I wake up and reach for her in the dark, but the sheets are cool where she was lying not long ago.

She’s not here.

I sit up in my bed and rub my hands over my face, then look around the room and pause when I find her.

She’s sitting on the floor in front of the glass door that leads out to my deck, her knees pulled up to her chest and arms wrapped around them, a blanket wrapped around her. Her nose is practically pressed to the glass.

I reach for another throw blanket, and rather than ask her to get up and come back to bed, I sit behind her, wrap the blanket around us both, and pull her against my chest while I breathe her in.

“Are you okay?” I whisper in her ear.

“Storm’s coming in,” she whispers back. Her eyes are wide as she avidly watches the wind push through the trees. Lightning strikes out at sea, lighting everything up and making London flinch. “I don’t like storms.”

“I’ve got you,” I murmur, and kiss her shoulder.

“Did you see the water?” she asks. “When the lightning struck, did you see how choppy it was?”

“Yes.”

“I hope there aren’t any ships out there,” she says as the thunder booms and she flinches again. “Seaside storms are so crazy. Violent. Angry. Like a woman who’s royally pissed off and she doesn’t care who knows it.”

“That’s a good analogy,” I reply. “It does look like someone is having a tantrum.”

“And it’s destructive,” she adds.

“What is it about the storm that scares you?”

“Everything. The wind is wild, it could easily pull something out to sea. The rain isn’t a sprinkling, but more like God is dumping a huge bucket of water all at once. And the lightning and thunder just tips it all into crazy town. It’s loud and bright and messy.”

“Sounds like life, if you’re living it right,” I reply, and kiss her cheek when she glances back at me. “And sometimes that can be scary too.”

“This is a deep conversation during a crazy storm.”

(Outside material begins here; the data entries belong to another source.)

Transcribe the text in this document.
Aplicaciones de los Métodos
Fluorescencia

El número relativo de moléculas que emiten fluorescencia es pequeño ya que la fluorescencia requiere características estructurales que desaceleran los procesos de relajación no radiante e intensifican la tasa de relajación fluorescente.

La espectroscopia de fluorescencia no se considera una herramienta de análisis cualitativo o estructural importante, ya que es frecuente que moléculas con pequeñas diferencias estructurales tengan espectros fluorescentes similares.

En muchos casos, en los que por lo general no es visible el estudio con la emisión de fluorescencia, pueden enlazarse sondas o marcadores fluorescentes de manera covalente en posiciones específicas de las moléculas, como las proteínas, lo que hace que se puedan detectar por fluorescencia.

Lightning flashes overhead, and almost immediately thunder claps, and she turns to bury her face in my chest.

She’s the strongest woman I’ve met in a very long time, and this storm has her reduced to shivering like a child.

“Hey,” I murmur, and tip her chin up to look at me. “You can’t control the storm, London. It’s going to happen whether you’re scared, or not. But you can calm yourself in it. That’s the trick.”

“I’ve never been good at that,” she confesses. “I can’t sleep through it, and I feel like I have to watch every second of it, in case something horrible happens and I have to run.”

I brush her hair off of her cheek and hook it behind her ear.

“Nothing horrible is going to happen tonight,” I assure her. “In fact, I think some wonderful things are going to happen.”